The first use of the term 'plankton' is attributed in several texts (Ruttner, 1953; Hutchinson, 1967) to Viktor Hensen, who, in the latter half of the nineteenth century, began to apply quantitative methods to gauge the distribution, abundance and productivity of the microscopic organisms of the open sea. The monograph that is usually cited (Hensen, 1887) is, in fact, rather obscure and probably not well read in recent times but Smetacek et al. (2002) have provided a probing and engaging review of the original, within the context of early development of plankton science. Most of the present section is based on their article.
The existence of a planktic community of organisms in open water had been demonstrated many years previously by Johannes Muller. Knowledge of some of the organisms themselves stretches further back, to the earliest days of microscopy. From the 1840s, Muller would demonstrate net collections to his students, using the word Auftrieb to characterise the community (Smetacek et al., 2002). The literal transla tion to English is 'up drive', approximately 'buoyancy' or 'flotation', a clear reference to Muller's assumption that the material floated up to the surface waters - like so much oceanic dirt! It took one of Muller's students, Ernst Haeckel, to champion the beauty of planktic protistans and metazoans. His monograph on the Radiolaria was also one of the first to embrace Darwin's (1859) evolutionary theory in order to show structural affinities and divergences. Haeckel, of course, became best known for his work on morphology, ontogeny and phylogeny. According to Smetacek et al. (2002), his interest and skills as a draughtsman advanced scientific awareness of the range of planktic form (most significantly, Haeckel, 1904) but to the detriment of any real progress in understanding of functional differentiation. Until the late 1880s, it was not appreciated that the organisms of the Auftrieb, even the algae among them, could contribute much to the nutrition of the larger animals of the sea. Instead, it seems to have been supposed that organic matter in the fluvial discharge from the land was the major nutritive input. It is thus rather interesting to note that, a century or so later, this possibility has enjoyed something of a revival (see Chapters 3 and 8).

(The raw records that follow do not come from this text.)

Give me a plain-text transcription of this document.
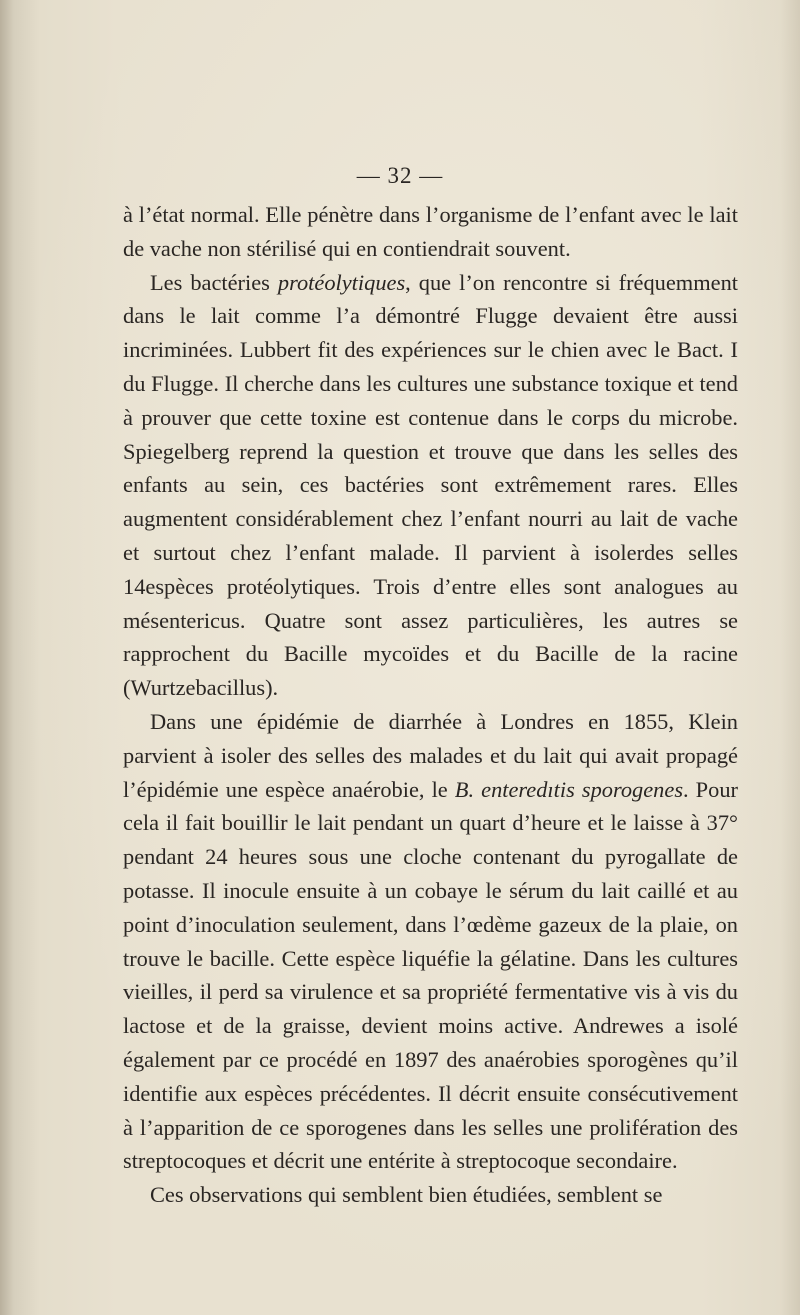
— 32 —

à l’état normal. Elle pénètre dans l’organisme de l’enfant avec le lait de vache non stérilisé qui en contiendrait souvent.

Les bactéries protéolytiques, que l’on rencontre si fréquemment dans le lait comme l’a démontré Flugge devaient être aussi incriminées. Lubbert fit des expériences sur le chien avec le Bact. I du Flugge. Il cherche dans les cultures une substance toxique et tend à prouver que cette toxine est contenue dans le corps du microbe. Spiegelberg reprend la question et trouve que dans les selles des enfants au sein, ces bactéries sont extrêmement rares. Elles augmentent considérablement chez l’enfant nourri au lait de vache et surtout chez l’enfant malade. Il parvient à isolerdes selles 14espèces protéolytiques. Trois d’entre elles sont analogues au mésentericus. Quatre sont assez particulières, les autres se rapprochent du Bacille mycoïdes et du Bacille de la racine (Wurtzebacillus).

Dans une épidémie de diarrhée à Londres en 1855, Klein parvient à isoler des selles des malades et du lait qui avait propagé l’épidémie une espèce anaérobie, le B. enteredıtis sporogenes. Pour cela il fait bouillir le lait pendant un quart d’heure et le laisse à 37° pendant 24 heures sous une cloche contenant du pyrogallate de potasse. Il inocule ensuite à un cobaye le sérum du lait caillé et au point d’inoculation seulement, dans l’œdème gazeux de la plaie, on trouve le bacille. Cette espèce liquéfie la gélatine. Dans les cultures vieilles, il perd sa virulence et sa propriété fermentative vis à vis du lactose et de la graisse, devient moins active. Andrewes a isolé également par ce procédé en 1897 des anaérobies sporogènes qu’il identifie aux espèces précédentes. Il décrit ensuite consécutivement à l’apparition de ce sporogenes dans les selles une prolifération des streptocoques et décrit une entérite à streptocoque secondaire.

Ces observations qui semblent bien étudiées, semblent se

If Haeckel had conveyed the beauty of the pelagic protistans, it was certainly Viktor Hensen who had been more concerned about their role in a functional ecosystem. Hensen was a physiologist who brought a degree of empiricism to his study of the perplexing fluctuations in North Sea fish stocks. He had reasoned that fish stocks and yields were related to the production and distribution of the juvenile stages. Through devising techniques for sampling, quantification and assessing distribution patterns, always carefully verified by microscopic examination, Hensen recognised both the ubiquity of phytoplankton and its superior abundance and quality over coastal inputs of terrestrial detritus. He saw the connection between phytoplankton and the light in the near-surface layer, the nutritive resource it provided to copepods and other small animals, and the value of these as a food source to fish.
Thus, in addition to bequeathing a new name for the basal biotic component in pelagic ecosystems, Hensen may be regarded justifiably as the first quantitative plankton ecologist and as the person who established a formal methodology for its study. Deducing the relative contributions of Hensen and Haeckel to the foundation of modern plankton science, Smetacek et al. (2002) concluded that it is the work of the latter that has been the more influential. This is an opinion with which not everyone will agree but this is of little consequence. However, Smetacek et al. (2002) offered a most profound and resonant observation in suggesting that Hensen's general understanding of the role of plankton ('the big picture') was essentially correct but erroneous in its details, whereas in Haeckel's case, it was the other way round. Nevertheless, both have good claim to fatherhood of plankton science!